For some games, the lore is miles deep but not essential to the game experience (if you’ve played Dark Souls, for example, the lore is on the item tooltips, so you could play the entire game and miss 90% of the lore). For other games, the lore is sparse and is woven into the primary thrust of the game (Mario is going to save the princess from the big evil turtle guy).
Many games have a thing called a “lore bible.” As you might guess from that heavy-handed name, these are long documents.
We aren’t making that.
What we are going to make instead is a set of three useful, practical pieces of lore building for the world of your project.

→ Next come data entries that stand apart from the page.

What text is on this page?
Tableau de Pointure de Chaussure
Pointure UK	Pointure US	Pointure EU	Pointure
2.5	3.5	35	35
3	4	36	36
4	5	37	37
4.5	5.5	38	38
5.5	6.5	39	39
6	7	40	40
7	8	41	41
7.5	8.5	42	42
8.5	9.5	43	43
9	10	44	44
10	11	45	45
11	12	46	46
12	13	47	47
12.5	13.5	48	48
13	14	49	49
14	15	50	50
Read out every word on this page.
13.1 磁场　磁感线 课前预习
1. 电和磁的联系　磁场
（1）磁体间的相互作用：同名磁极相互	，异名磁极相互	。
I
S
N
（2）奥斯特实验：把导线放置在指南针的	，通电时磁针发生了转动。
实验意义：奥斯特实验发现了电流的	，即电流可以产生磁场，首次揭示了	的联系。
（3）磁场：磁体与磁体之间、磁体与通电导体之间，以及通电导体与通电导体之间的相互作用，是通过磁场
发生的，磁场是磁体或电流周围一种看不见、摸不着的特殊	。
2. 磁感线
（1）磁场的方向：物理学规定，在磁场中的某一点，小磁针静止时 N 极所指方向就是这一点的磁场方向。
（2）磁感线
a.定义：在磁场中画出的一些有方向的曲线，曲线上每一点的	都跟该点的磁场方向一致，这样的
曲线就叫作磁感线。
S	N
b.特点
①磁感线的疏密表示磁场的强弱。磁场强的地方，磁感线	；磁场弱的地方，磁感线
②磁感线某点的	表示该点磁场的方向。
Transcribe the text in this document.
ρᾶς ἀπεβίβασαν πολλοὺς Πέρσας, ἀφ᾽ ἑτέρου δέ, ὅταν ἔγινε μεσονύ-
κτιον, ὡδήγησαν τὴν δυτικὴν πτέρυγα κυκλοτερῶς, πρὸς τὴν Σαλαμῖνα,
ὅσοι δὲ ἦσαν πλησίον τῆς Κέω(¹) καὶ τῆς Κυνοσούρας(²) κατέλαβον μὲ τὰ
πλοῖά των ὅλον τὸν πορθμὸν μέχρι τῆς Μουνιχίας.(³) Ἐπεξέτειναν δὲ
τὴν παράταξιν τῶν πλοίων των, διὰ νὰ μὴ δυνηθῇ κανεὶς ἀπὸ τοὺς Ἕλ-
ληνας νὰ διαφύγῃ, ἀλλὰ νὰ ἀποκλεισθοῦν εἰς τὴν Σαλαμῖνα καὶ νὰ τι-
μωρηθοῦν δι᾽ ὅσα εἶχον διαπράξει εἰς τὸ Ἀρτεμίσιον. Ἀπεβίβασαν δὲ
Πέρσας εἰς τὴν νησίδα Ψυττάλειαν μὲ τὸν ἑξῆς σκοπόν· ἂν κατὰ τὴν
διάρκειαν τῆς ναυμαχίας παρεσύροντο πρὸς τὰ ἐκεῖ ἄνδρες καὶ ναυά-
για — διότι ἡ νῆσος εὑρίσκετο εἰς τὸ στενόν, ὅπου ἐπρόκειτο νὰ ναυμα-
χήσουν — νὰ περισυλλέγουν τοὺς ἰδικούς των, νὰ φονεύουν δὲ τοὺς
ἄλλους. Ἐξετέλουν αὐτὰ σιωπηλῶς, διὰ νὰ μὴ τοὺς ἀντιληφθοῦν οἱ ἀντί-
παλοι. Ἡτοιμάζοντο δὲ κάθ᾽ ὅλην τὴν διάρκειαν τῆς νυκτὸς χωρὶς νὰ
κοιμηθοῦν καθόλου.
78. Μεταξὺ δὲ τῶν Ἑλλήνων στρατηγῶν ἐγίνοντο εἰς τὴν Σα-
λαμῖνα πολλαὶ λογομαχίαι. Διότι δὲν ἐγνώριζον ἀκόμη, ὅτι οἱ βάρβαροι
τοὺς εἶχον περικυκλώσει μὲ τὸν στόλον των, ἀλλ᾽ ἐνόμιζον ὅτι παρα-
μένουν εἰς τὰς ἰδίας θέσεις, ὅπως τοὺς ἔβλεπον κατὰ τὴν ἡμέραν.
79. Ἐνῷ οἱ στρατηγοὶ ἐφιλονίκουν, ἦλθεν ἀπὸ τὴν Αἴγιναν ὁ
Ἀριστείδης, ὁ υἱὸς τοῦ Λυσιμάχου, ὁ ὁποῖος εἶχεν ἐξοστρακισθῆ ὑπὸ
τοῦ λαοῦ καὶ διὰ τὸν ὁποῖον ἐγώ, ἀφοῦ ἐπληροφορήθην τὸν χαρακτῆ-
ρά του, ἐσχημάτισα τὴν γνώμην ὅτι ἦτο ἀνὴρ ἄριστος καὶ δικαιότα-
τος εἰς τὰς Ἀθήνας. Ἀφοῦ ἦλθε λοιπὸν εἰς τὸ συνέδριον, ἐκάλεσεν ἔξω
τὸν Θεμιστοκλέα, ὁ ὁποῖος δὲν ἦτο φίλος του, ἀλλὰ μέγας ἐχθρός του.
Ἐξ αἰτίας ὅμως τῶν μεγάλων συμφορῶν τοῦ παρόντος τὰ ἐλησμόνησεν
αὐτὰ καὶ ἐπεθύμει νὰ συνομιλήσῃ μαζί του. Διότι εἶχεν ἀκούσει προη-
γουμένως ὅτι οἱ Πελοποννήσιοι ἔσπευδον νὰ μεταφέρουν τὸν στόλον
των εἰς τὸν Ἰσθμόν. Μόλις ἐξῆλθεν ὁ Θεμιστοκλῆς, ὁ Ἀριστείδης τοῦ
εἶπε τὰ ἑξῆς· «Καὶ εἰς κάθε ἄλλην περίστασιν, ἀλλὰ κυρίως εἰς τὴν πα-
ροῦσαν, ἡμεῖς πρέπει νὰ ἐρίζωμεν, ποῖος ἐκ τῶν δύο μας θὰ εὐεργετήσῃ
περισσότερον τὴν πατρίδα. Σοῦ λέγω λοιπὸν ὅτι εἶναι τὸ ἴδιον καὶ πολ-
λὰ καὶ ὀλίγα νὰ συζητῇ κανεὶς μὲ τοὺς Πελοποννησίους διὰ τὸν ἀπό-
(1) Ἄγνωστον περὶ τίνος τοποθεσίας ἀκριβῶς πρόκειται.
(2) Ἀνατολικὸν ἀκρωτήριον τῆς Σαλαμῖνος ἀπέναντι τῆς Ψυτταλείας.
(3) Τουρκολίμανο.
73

1. A sort of big-sky (but not sky big) world-building design narrative (no less than two pages, no more than five). This document’s job is to explain the nature of the world in which the game exists. Is it modern? Is it ancient? Is there gravity? Is there water? If there are multiple variations on the reality that we know, this document could get tricky, but the goal is to explain in an easy-to-access way what governs the game universe. For example if we were to talk about the world of Batman: Arkham Asylum, most of the basics of that world mirror our own, so we don’t need to talk about how days pass, that there are water and money, etc. We would want to explain how gravity doesn’t apply to Batman, why the world is terrified of a guy who does bat cosplay, that it apparently rains 24/7 in Gotham, that a spooky clown somehow always wins, etc.
2. Character designs– two of them. You can decide what these characters are and how essential they are to the story. This is much more of a classic creative writing activity, and I will give you some templates to follow in class. The goal here is to develop a document that explains a character well enough that another person could attempt to write him/her. These can be as long or short as you feel you need, but I can tell you right now that a page isn’t sufficient for someone else to understand the character.
3. A Folktale. Every world, every culture, has its stories. You will write a 2-4 page fairytale for your world. It can be historical, it can be magical, it can be fabricated to serve the needs of the power elite in the world. That’s up to you.
How you’ll be graded:
If you want a D, (100 points)… all you have to do is create everything here. It can even be bad. It just has to exist.
If you want a C (115 points), you need to create everything here, and all of the pieces need to pass a peer test of viability (we will do this in class), meaning that they’re at least “usable.”
To get up to a B (130 points), you need create everything here and at least one of the three pieces has to be considered exceptional by the peer test in class.